Nothing is more rewarding than feeling like you've gone through
a week or an entire month keeping all your commitments and
accomplishing important milestones. Wouldn't it be great to feel
that way for an entire year or even better, the rest of your life?
"Every man dies. Not every man lives."
Brauchear
In the first book, Discipline: Six Steps to Unleashing Your
Hidden Potential, the importance of discipline is discussed and the
six simple steps it takes to acquire discipline are given.
Throughout the book, the image of a person opening a door and
through the door seeing a reflection of him or herself in a mirror
is referenced. This is an image called upon again and again
because it symbolizes the relationship Harris built with himself
in the years it took to acquire discipline. It was all about
fulfilling a contract with himself. The book is about you and the
constant struggle you have with yourself to fulfill that same
promise. If you step through that door and don't like what you
see in the mirror, then the book can help you develop the
discipline to enjoy stepping through that door rather than
dreading it. It's a daily battle as you seek out that elusive
element to balancing home and career, personal time and family,
and the other forces that life hurls at you on a daily basis.
" One can never consent to creep when one feels an
impulse to soar."
Helen Keller
The goal was to write a very simple book with a very simple
message. The book could be read by anyone at any age. In very
little time the reader will quickly understand the steps necessary
to acquire discipline. We all know how important discipline is
and always will be. So why don't people do a better job of
applying it to enhance and organize their lives to get as much
accomplished as humanly possible each and everyday?
Harris thought his objectives were accomplished. The sole
purpose for writing that book was to not only teach people about
discipline but to help them acquire it as well. You might say that
accomplishing one out of two goals isn't bad, but Harris felt that
he hadn't completed that goal in its entirety. People were still
asking me the same questions after the first book was published.

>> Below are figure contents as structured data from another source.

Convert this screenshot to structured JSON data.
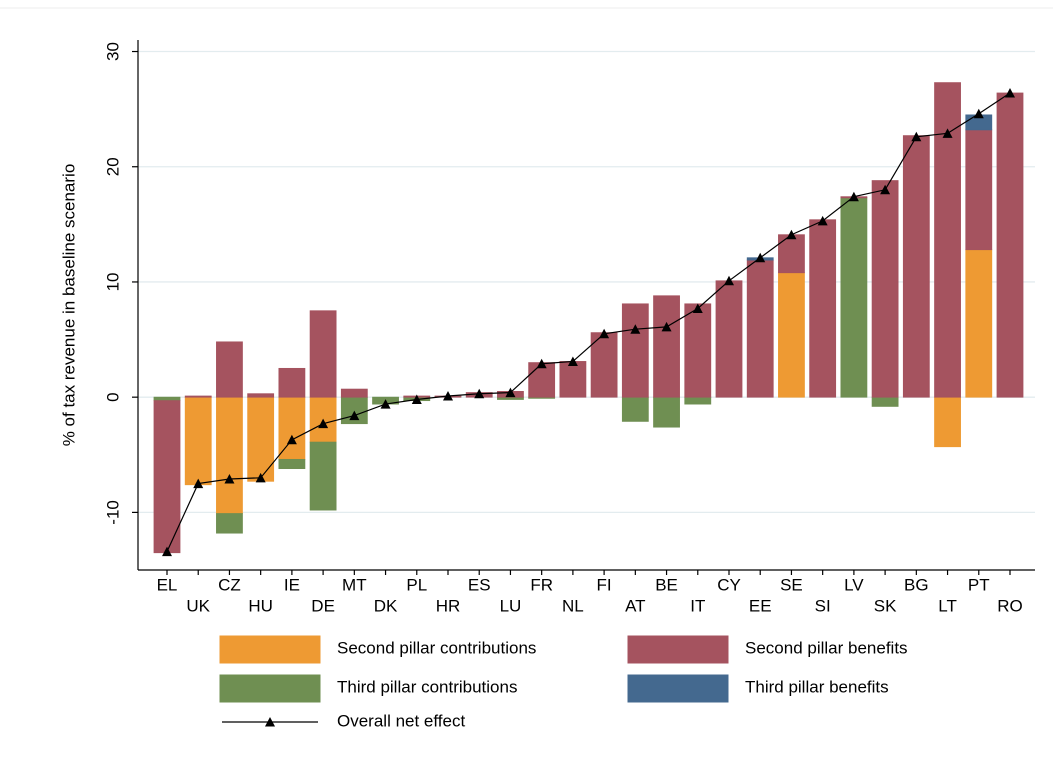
{
  "chart_data": {
    "type": "bar",
    "stacked": true,
    "y_label": "% of tax revenue in baseline scenario",
    "categories": [
      "EL",
      "UK",
      "CZ",
      "HU",
      "IE",
      "DE",
      "MT",
      "DK",
      "PL",
      "HR",
      "ES",
      "LU",
      "FR",
      "NL",
      "FI",
      "AT",
      "BE",
      "IT",
      "CY",
      "EE",
      "SE",
      "SI",
      "LV",
      "SK",
      "BG",
      "LT",
      "PT",
      "RO"
    ],
    "series": [
      {
        "name": "Second pillar contributions",
        "color": "#ee9a33",
        "values": [
          0,
          -7.6,
          -10.1,
          -7.3,
          -5.4,
          -3.9,
          0,
          0,
          0,
          0,
          0,
          0,
          0,
          0,
          0,
          0,
          0,
          0,
          0,
          0,
          10.8,
          0,
          0,
          0,
          0,
          -4.3,
          12.8,
          0
        ]
      },
      {
        "name": "Third pillar contributions",
        "color": "#6f8f52",
        "values": [
          -0.3,
          0,
          -1.7,
          0,
          -0.8,
          -5.9,
          -2.3,
          -0.6,
          -0.3,
          0,
          0,
          -0.2,
          -0.1,
          0,
          0,
          -2.1,
          -2.6,
          -0.6,
          0,
          0,
          0,
          0,
          17.3,
          -0.8,
          0,
          0,
          0,
          0
        ]
      },
      {
        "name": "Second pillar benefits",
        "color": "#a5535f",
        "values": [
          -13.2,
          0.1,
          4.8,
          0.3,
          2.5,
          7.5,
          0.7,
          0,
          0.1,
          0.1,
          0.4,
          0.5,
          3.0,
          3.1,
          5.6,
          8.1,
          8.8,
          8.1,
          10.1,
          11.9,
          3.3,
          15.4,
          0.1,
          18.8,
          22.7,
          27.3,
          10.4,
          26.4
        ]
      },
      {
        "name": "Third pillar benefits",
        "color": "#44698f",
        "values": [
          0,
          0,
          0,
          0,
          0,
          0,
          0,
          0,
          0,
          0,
          0,
          0,
          0,
          0,
          0,
          0,
          0,
          0,
          0,
          0.2,
          0,
          0,
          0,
          0,
          0,
          0,
          1.3,
          0
        ]
      }
    ],
    "line": {
      "name": "Overall net effect",
      "color": "#000000",
      "values": [
        -13.4,
        -7.5,
        -7.1,
        -7.0,
        -3.7,
        -2.3,
        -1.6,
        -0.6,
        -0.2,
        0.1,
        0.3,
        0.4,
        2.9,
        3.1,
        5.5,
        5.9,
        6.1,
        7.7,
        10.1,
        12.1,
        14.1,
        15.3,
        17.4,
        18.0,
        22.6,
        22.9,
        24.6,
        26.4
      ]
    },
    "ylim": [
      -15,
      31
    ],
    "yticks": [
      -10,
      0,
      10,
      20,
      30
    ],
    "grid": true
  }
}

- Why is it so difficult to put some structure in my life?
- Why is it so hard to focus on my priorities?
- Why can't I be consistent with my exercise?
- There aren't enough hours in a day to do everything –
I have so much I want to accomplish and I can't keep
up with it all!
- I can't motivate myself – I need a push.

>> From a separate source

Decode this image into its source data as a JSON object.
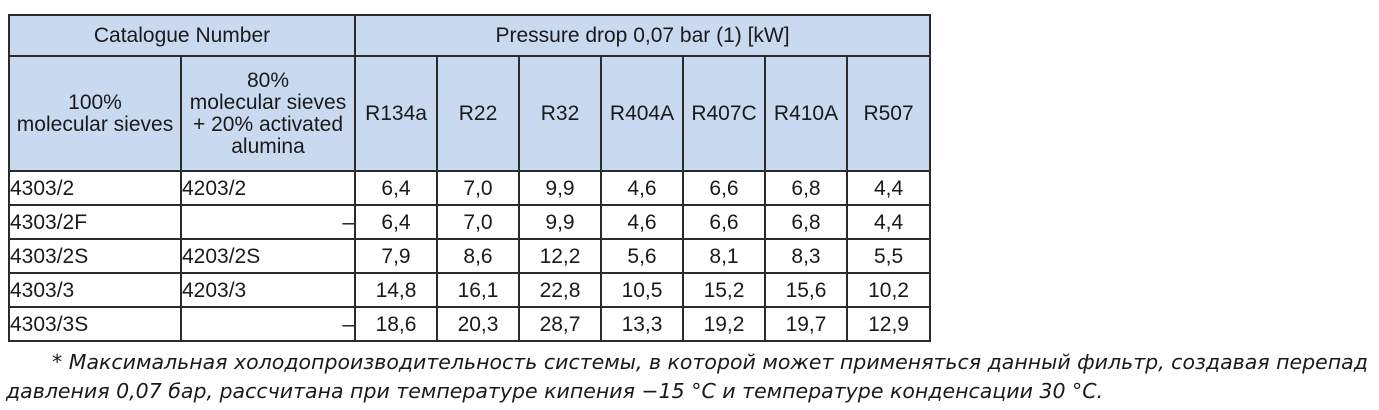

Harris says, "At first I was perplexed because I thought I was
preaching discipline 101. In my mind this stuff was easy to
comprehend. It wasn't rocket science. So what's up with these
people? Why couldn't they get their act together?
After hearing these above statements I realized that
understanding the steps for acquiring discipline and learning how
to acquire it is one thing and doing it is something else
altogether. Attempting to practice it consistently is where people
normally fail. Therefore, the guiding principle behind this book
is helping people motivate and push themselves by training their
mind. Our goal for this book is to teach people how to acquire
discipline for themselves."
This book is about training the mind so you can use it as a tool
to manage your life as if it were a business. This is the business
end of what it takes to get your life headed in the direction that
you want it to go. You will learn how to train your mind and
what the power of a trained mind can do for you. As with the
first book, this will also be very easy to read, absorb, and
comprehend.
"Don't go through Life, Grow through Life."
Eric Butterworth
Discipline is the one thing that encompasses all the positive
aspects of ourselves in order to remove all those undesirable
things that challenge all of us everyday of our lives. This is why
all those self-help books that target specific areas (losing weight,
building confidence, career enhancement) are gathering dust and
you are still searching for some divine intervention to come into
your life. You're holding it in your hands right now. You know
its true. Take a minute and think about it. For everything that
you have struggled to overcome in your life the reason it remains
an issue is a simple lack of discipline to pull it off. Don't be
fooled. There is nothing simple about it, but it remains the one
single attribute that stands between you and your goals. If you
had discipline you never would have felt so overwhelmed by so
many things – ever. Lack of it has kept you from applying all
those previous readings to your life.
This book is for anyone who is tired of battling the same old
bothersome issues in their life and knows they can beat them. It
doesn't matter how many issues stand in your way, even one is
too many once you welcome discipline into your life. We don't
just tell you how to apply it, we show you. You will build your
own Personally Regulated Improvement Model to Excel
(PRIME) to incorporate discipline into your own life and on your
own terms. You have complete control of it. Once you've
successfully PRIMEd your life, you can use that control to
enhance the quality of your life any way you please.